Virginia Raggi ha paragonato Roma a una Ferrari: «Quando sono arrivata era ferma, poi l’ho ricostruita e ora dobbiamo farla correre». L’ardita affermazione non solo non è piaciuta agli oltre dieci candidati sindaci della capitale ma anche a gran parte dei cittadini interessati alle elezioni per il comune di Roma del 3 e 4 ottobre. Tutti i sondaggi sui servizi pubblici della capitale d’Italia bocciano le scarse prestazioni. Tutti i competitori attaccano il primo mandato della sindaca grillina. È di fatto un referendum sulla Raggi, una impostazione che potrebbe favorirla.
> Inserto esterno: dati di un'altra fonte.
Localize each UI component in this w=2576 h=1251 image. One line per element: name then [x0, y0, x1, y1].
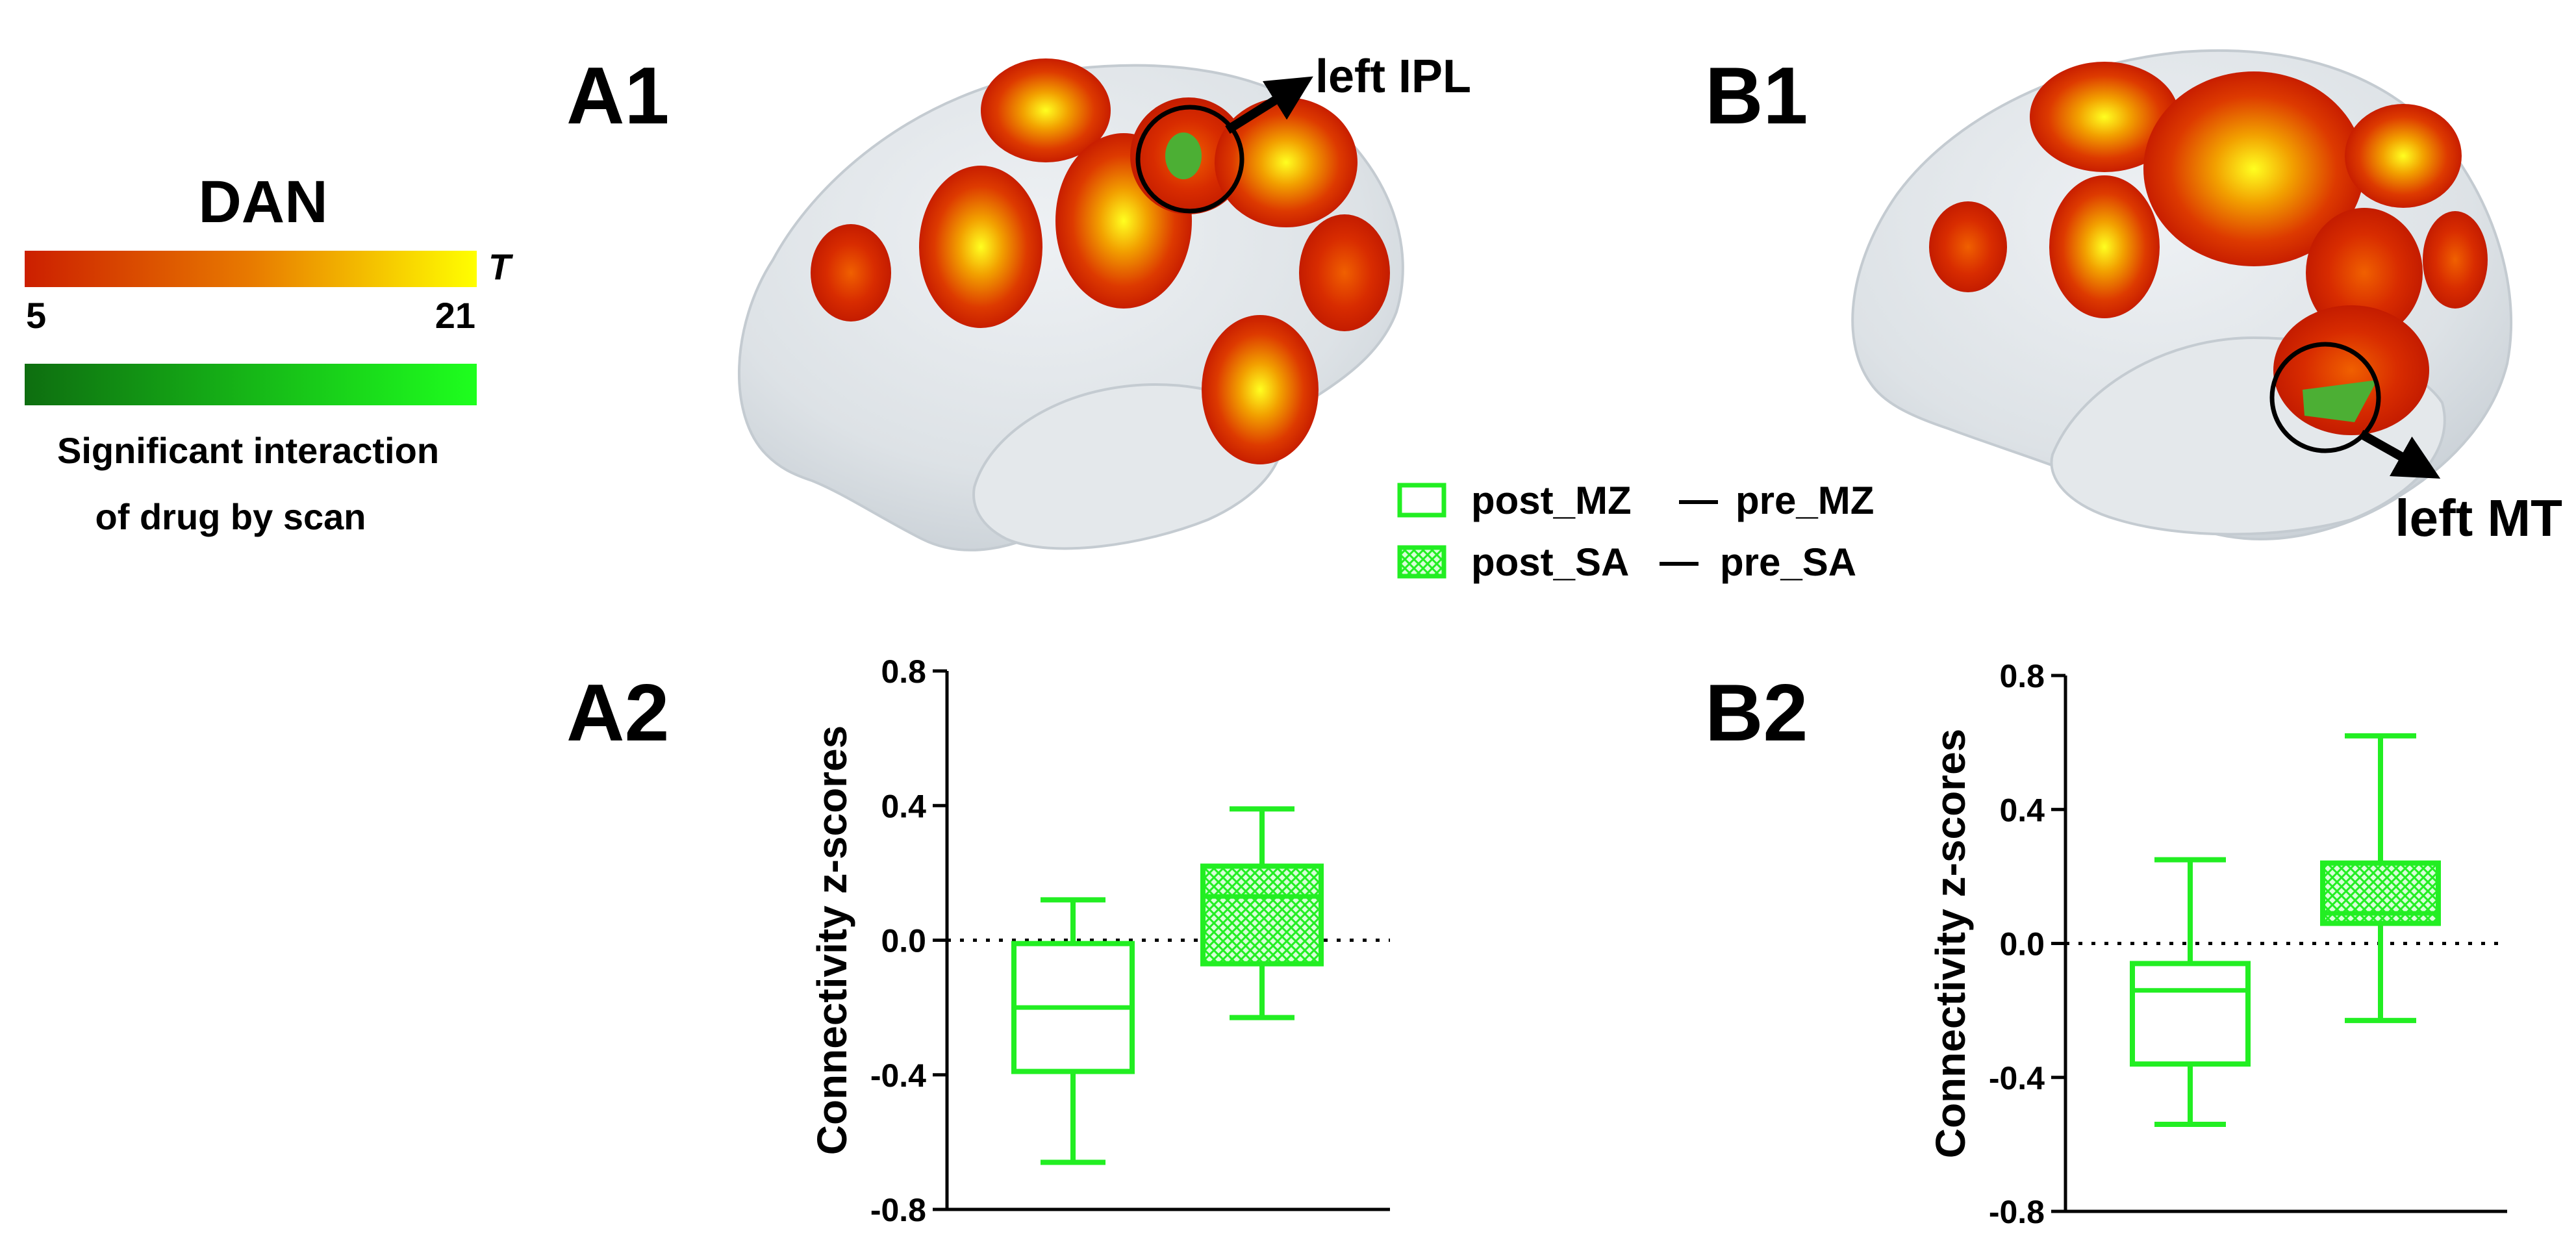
legend-swatch-hatched	[1397, 545, 1446, 579]
y-tick-label: 0.8	[1999, 658, 2045, 694]
t-colorbar	[25, 251, 477, 287]
panel-label-a2: A2	[566, 668, 670, 758]
activation-blob	[1215, 97, 1357, 227]
y-axis-label: Connectivity z-scores	[809, 726, 855, 1156]
y-tick-label: -0.4	[870, 1057, 926, 1094]
stat-symbol: T	[488, 246, 514, 287]
legend-entry-mz: post_MZ — pre_MZ	[1397, 477, 1874, 522]
legend-dash: —	[1679, 477, 1718, 521]
activation-blob	[1299, 214, 1390, 331]
panel-label-a1: A1	[566, 51, 670, 141]
legend-dash: —	[1660, 539, 1698, 583]
box-post-mz-minus-pre-mz	[2130, 857, 2251, 1127]
activation-blob	[2306, 208, 2423, 338]
interaction-label-line2: of drug by scan	[95, 496, 366, 537]
legend-swatch-open	[1397, 483, 1446, 518]
boxplot-legend: post_MZ — pre_MZ post_SA — pre_SA	[1397, 477, 1874, 584]
brain-rendering-b1	[1851, 49, 2513, 541]
activation-blob	[2030, 62, 2179, 172]
interaction-cluster	[1165, 133, 1202, 179]
activation-blob	[1202, 315, 1319, 464]
box-post-mz-minus-pre-mz	[1011, 897, 1135, 1165]
brain-rendering-a1	[737, 58, 1404, 551]
interaction-cluster	[2303, 380, 2377, 422]
interaction-label-line1: Significant interaction	[57, 430, 439, 471]
activation-blob	[2049, 175, 2160, 318]
box-post-sa-minus-pre-sa	[2320, 733, 2441, 1024]
legend-entry-sa: post_SA — pre_SA	[1397, 539, 1856, 584]
boxplot-b2: 0.8 0.4 0.0 -0.4 -0.8 Connectivity z-scores	[1927, 658, 2507, 1230]
legend-label-post-mz: post_MZ	[1471, 479, 1632, 522]
activation-blob	[811, 224, 891, 322]
activation-blob	[2423, 211, 2488, 309]
legend-label-pre-mz: pre_MZ	[1736, 479, 1874, 522]
box-iqr	[1200, 863, 1324, 967]
region-circle-mt	[2269, 342, 2381, 453]
network-title: DAN	[198, 169, 327, 235]
activation-blob	[919, 166, 1042, 328]
y-tick-label: -0.8	[1989, 1194, 2045, 1230]
y-tick-label: 0.4	[1999, 792, 2045, 828]
region-label-mt: left MT	[2395, 489, 2562, 547]
region-circle-ipl	[1135, 105, 1244, 214]
panel-label-b2: B2	[1705, 668, 1808, 758]
scale-min-label: 5	[26, 295, 46, 336]
activation-blob	[2143, 71, 2364, 266]
region-arrow-ipl	[1225, 76, 1313, 134]
y-tick-label: -0.8	[870, 1192, 926, 1228]
region-label-ipl: left IPL	[1315, 51, 1471, 103]
activation-blob	[2345, 104, 2462, 208]
colorbar-legend: DAN T 5 21 Significant interaction of dr…	[25, 169, 514, 537]
legend-label-pre-sa: pre_SA	[1720, 540, 1856, 584]
legend-label-post-sa: post_SA	[1471, 540, 1629, 584]
region-arrow-mt	[2358, 429, 2441, 479]
y-tick-label: 0.0	[881, 923, 926, 959]
y-axis-label: Connectivity z-scores	[1927, 729, 1974, 1159]
scale-max-label: 21	[435, 295, 475, 336]
y-tick-label: 0.0	[1999, 926, 2045, 963]
panel-label-b1: B1	[1705, 51, 1808, 141]
y-tick-label: 0.8	[881, 653, 926, 690]
activation-blob	[981, 58, 1111, 162]
y-tick-label: 0.4	[881, 788, 926, 824]
box-iqr	[2130, 961, 2251, 1067]
boxplot-a2: 0.8 0.4 0.0 -0.4 -0.8 Connectivity z-scores	[809, 653, 1390, 1228]
interaction-colorbar	[25, 364, 477, 405]
activation-blob	[1929, 201, 2007, 292]
box-post-sa-minus-pre-sa	[1200, 806, 1324, 1020]
y-tick-label: -0.4	[1989, 1060, 2045, 1096]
Manca un’idea di ricostruzione e di sviluppo di Roma. Manca e, comunque, non è emerso finora sia per la Raggi sia per i suoi tre principali competitori: Enrico Michetti (centro-destra), Roberto Gualtieri (centro-sinistra), Carlo Calenda (centristi). I partiti non hanno tirato fuori i grandi nomi per il Campidoglio (Giorgia Meloni per il centro-destra e Nicola Zingaretti per il centro-sinistra si sono chiamati fuori). I sondaggi danno Michetti in testa, la Raggi e Gualtieri in lotta per il secondo posto. Ma, a sorpresa, Calenda potrebbe piazzarsi anche al secondo posto. E allora sarebbe l’ex ministro dello Sviluppo economico a duellare nel ballottaggio per sindaco con Michetti. E questa sarebbe una ipotesi sciagurata sia per Giuseppe Conte (neo presidente del M5S) sia per Enrico Letta (da pochi mesi segretario del Pd).

Il referendum sulla Raggi e su Conte è, in sostanza, sulla metamorfosi dei cinquestelle da movimento antagonista d’opposizione a forza di governo. C’è ancora un mese di tempo per tentare di convincere gli elettori, finora c’è stata una campagna elettorale molto sotto tono.